Bogotá's Avenida Séptima, a six-lane thoroughfare that traverses the city's eastern side, has seen its share of modernization attempts over the last two decades, each creating more disagreement between conflicting interests and spurring demand for increased community involvement. When announcing the latest plan for transforming the traffic-choked street into a green corridor that prioritizes public and active transportation, Bogotá's new mayor, Claudia Lopez, promised a process that would be thoroughly participatory.

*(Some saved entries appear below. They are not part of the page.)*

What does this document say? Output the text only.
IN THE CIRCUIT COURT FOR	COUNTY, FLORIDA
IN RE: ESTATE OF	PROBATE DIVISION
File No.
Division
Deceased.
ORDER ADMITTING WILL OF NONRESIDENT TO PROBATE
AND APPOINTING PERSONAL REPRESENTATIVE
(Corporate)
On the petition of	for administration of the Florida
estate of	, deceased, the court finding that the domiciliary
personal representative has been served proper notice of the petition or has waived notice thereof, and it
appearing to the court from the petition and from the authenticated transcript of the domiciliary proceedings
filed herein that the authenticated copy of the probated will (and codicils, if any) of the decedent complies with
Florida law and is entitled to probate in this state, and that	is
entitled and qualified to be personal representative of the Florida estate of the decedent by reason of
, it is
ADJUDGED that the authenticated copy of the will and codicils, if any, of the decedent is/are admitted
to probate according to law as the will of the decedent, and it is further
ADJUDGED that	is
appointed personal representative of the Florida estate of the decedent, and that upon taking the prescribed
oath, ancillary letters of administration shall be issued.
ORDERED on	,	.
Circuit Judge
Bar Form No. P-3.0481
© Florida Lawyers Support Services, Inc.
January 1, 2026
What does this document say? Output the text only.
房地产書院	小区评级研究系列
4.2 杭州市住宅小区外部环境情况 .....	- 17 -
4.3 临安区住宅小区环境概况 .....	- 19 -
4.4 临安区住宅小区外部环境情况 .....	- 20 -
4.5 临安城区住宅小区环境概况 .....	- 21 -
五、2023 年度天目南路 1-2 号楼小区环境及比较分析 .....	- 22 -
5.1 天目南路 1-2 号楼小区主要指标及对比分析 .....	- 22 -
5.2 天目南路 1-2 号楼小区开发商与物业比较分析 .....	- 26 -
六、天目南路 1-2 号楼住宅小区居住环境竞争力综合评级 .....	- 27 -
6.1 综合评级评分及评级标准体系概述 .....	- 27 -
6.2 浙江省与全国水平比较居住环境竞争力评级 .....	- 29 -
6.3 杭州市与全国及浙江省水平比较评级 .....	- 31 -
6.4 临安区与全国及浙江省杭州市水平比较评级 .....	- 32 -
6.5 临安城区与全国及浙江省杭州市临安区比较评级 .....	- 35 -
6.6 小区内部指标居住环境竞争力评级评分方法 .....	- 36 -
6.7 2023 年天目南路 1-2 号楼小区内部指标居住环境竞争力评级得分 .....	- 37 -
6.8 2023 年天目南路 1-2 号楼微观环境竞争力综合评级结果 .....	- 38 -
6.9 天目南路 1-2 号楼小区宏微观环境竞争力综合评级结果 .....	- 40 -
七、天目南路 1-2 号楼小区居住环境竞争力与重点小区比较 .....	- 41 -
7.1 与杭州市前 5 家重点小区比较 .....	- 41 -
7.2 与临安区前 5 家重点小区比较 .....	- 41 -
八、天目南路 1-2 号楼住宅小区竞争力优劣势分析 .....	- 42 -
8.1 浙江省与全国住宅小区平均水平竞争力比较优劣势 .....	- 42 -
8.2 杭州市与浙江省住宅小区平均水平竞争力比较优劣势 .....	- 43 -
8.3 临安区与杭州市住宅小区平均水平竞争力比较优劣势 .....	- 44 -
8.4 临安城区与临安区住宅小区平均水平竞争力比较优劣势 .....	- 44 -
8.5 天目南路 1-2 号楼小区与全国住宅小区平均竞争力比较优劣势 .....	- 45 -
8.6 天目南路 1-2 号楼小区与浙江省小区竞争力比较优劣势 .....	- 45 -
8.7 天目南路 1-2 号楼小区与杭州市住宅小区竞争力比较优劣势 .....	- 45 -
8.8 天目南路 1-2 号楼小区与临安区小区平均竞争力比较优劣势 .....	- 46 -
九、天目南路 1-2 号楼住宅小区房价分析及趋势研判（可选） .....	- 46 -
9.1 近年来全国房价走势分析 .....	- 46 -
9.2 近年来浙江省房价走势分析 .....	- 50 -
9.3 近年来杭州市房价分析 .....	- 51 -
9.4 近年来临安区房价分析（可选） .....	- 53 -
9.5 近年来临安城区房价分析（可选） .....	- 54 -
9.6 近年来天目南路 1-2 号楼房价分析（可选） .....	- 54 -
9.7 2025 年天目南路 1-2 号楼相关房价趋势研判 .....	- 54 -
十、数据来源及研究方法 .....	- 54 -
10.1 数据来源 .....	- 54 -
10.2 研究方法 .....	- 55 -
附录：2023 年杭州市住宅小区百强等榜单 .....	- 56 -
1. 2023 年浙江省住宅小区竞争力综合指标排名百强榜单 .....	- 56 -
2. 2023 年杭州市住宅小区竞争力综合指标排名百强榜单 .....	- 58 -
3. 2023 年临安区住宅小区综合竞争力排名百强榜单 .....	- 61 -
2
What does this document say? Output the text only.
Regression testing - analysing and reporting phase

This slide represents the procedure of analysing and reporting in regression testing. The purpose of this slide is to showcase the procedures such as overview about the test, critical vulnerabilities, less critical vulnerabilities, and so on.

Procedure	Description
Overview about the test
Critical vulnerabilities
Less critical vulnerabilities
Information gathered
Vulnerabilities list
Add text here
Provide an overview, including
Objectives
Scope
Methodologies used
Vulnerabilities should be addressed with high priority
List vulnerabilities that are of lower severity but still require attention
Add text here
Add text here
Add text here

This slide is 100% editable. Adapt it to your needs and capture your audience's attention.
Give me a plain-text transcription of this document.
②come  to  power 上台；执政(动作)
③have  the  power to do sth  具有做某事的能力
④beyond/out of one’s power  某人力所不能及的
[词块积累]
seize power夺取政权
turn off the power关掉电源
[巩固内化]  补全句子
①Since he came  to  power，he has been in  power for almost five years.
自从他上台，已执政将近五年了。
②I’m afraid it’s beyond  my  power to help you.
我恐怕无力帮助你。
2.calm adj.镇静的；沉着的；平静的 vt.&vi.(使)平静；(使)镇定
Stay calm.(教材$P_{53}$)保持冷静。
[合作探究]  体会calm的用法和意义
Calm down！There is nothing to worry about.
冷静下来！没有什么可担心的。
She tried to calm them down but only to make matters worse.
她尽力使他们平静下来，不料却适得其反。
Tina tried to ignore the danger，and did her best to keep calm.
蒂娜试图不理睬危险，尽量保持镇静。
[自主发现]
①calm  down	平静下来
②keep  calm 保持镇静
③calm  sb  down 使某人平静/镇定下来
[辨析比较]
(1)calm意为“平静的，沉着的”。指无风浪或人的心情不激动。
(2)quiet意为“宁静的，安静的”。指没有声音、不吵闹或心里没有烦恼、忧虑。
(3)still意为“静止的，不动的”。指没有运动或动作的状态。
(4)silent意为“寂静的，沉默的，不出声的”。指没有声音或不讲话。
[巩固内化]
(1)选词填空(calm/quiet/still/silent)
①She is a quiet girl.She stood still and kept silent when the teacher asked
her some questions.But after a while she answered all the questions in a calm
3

Using a custom version of the open-source online platform Streetmix, the city solicited design proposals from the public. Accessible to anyone with an internet connection, Streetmix lets participants build their ideal street design with a set of simple graphic tools. Over the two weeks that the Séptima Verde initiative opened to the public, the city received 7,000 design submissions from 6,000 residents. Analyzing this data provides Bogotá's leaders with invaluable information about what community members want to see on their streets and how to more effectively use street space to improve livability and reduce congestion.
Accessible to anyone with an internet connection, Streetmix lets participants build their own ideal street design with a set of simple graphic tools, giving everyday citizens—the people with deep first-hand knowledge of their community—the chance to make concrete suggestions for improvements on a hyper-local scale. Even(or especially) if those suggestions include magic carpets.